Mais aussi, quand César fut tombé, quel déchaînement ! que d’injures, que de calomnies accompagnèrent sa chute ! Il est triste de lire les journaux de 1814 et de 1815 et d’y voir toutes les misères, toutes les bassesses qui les remplissent. Les grandes cata strophes, en accablant le génie, précipitent aussi une foule d’hommes dans un étrange avilissement. Ces hommes s’acharnent sur celui qu’ils avaient adoré, et ils ne savent par quels outrages expier leur idolâtrie.
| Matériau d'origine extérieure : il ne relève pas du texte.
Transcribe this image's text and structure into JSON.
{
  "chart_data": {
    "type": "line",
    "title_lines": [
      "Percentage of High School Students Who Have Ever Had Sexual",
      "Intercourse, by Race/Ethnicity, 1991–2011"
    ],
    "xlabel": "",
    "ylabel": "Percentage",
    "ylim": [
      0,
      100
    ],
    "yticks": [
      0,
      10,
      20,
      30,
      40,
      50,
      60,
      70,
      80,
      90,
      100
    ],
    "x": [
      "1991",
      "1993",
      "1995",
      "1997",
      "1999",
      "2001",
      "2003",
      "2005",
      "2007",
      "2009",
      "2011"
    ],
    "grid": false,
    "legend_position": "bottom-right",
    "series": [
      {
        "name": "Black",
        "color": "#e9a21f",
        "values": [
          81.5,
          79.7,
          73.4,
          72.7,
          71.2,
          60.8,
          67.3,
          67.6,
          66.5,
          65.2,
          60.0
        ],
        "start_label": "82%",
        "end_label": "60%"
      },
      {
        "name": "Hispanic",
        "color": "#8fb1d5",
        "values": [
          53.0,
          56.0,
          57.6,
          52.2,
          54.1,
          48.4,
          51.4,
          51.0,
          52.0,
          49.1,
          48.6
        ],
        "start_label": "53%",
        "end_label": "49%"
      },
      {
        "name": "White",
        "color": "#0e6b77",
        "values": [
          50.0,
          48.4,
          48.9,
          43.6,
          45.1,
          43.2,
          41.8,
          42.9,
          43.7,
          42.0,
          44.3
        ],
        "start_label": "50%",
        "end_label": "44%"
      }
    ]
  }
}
Joignez à cette explosion d’invectives et de colères les folies de certains royalistes l’intention avouée de rétablir les privilèges de la noblesse et de revenir un jour sur la vente des biens nationaux, la proscription des protestans dans le midi, la création de suspects divisés en catégories, la fureur des réactions, et vous aurez une faible image tant de la presse légitimiste que de l’état du pays à cette funeste époque. Enfin Louis XVIII prononça la dissolution de la chambre de 1815. Il était temps : les cabinets étrangers s’effrayaient eux-mêmes de la démence de ces forcenés qui, au lieu de rétablir l’ordre en France, y jetaient des fermens de guerre civile.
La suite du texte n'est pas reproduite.